Csco: was pure graph analysis
NTRI: That went up way to far way to fast, it was sure to crash. (I do not remember the reason that was closed, most probably because it did not move when I expected it to.)
I had broken even and won a bit earlier in the year so I thought I had a good understanding of this stock.
At this point, I think I have learned much already, and before this gets out of control I would like to close this out.
Thank you for the web pages indeas, I will def check them out!
I learned that despite the fact I am picking direction, have a decent record of being right, (in my mind), I need to stick with the system and let the price do it's thing. Not to get out early or let counter moves throw me off. I also will study the underlying more before entering trades.

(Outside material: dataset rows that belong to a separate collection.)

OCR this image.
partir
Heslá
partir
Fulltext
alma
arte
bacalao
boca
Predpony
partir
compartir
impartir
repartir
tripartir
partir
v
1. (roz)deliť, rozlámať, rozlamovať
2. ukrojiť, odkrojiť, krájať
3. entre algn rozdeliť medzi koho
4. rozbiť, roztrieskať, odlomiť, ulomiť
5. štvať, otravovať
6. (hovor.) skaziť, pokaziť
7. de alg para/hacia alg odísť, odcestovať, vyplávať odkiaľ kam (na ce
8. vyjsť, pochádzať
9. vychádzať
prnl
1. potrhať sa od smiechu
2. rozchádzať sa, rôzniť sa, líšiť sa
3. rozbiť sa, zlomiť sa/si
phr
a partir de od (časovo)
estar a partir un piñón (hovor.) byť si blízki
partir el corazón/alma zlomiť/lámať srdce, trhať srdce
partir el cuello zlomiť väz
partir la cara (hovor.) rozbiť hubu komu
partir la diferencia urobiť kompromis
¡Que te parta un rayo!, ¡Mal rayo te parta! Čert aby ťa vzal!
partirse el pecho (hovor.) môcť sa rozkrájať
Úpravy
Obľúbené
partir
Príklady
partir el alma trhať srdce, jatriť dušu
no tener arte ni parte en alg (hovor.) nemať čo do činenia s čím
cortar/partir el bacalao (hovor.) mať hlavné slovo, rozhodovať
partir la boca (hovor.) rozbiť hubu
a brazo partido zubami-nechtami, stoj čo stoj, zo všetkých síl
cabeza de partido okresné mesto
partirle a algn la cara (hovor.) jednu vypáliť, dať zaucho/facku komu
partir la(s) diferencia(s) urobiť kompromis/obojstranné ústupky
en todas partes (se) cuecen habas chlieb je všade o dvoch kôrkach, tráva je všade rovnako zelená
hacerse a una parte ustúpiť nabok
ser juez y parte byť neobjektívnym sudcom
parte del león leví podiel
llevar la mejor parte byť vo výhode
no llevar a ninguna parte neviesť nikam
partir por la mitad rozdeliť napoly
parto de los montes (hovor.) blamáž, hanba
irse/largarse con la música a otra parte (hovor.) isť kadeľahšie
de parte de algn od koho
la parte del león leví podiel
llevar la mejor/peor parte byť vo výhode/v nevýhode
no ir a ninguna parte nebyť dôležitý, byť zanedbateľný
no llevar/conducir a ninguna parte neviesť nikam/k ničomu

Thanks for your support. I am pleased with the responces and good information contained therein.
"You're connecting a computer bug I had, a computer bug you might have had, and some religious hogwash. If you want to find the number two sixteen in the world, you'll be able to pull it out of anywhere. Two hundred and sixteen steps from your street comer to your front door. Two hundred and sixteen seconds you spend riding on the elevator. When your mind becomes obsessed with anything, it will filter everything else out and find examples of that thing everywhere. Three hundred and twenty, four hundred and fifty, twenty-three. Whatever! You've chosen two sixteen and you'll find it everywhere in nature. But Max, as soon as you discard scientific rigor, you are no longer a mathematician. You become a numerologist."
Sol speaking to Max, "Pi", Darren Aronosfsky, 1998.
I think you should really read the posts more carefully. Steve is the one who said EW is crap. I said the opposite. Not much point trying to help someone like you with your aggressive attitude.
Here's your problem, you think you know something. Try going under the assumption that you don't know jack, and then place a bet. When you try to rationalize something, you have already made up your mind. So look at it objectively, trade off a coin toss and use money management like your right hand.
I would just like to say this again to emphasize my point.
Elliot wave is about on par with astrology as a way of providing a constructive context for trading.
To put it more directly, while the concept of cyclical analysis is productive in engineering and other sciences, in trading it has no predictive value. If there were something to it, you would hear much more about it, not only here at ET, but in also in the public domain. Unfortunately Elliot wave as developed by Ralph Elliot and practiced by Prechter and others, is pure crap. You would do just as well to toss a coin to generate trading signals. Sorry about that.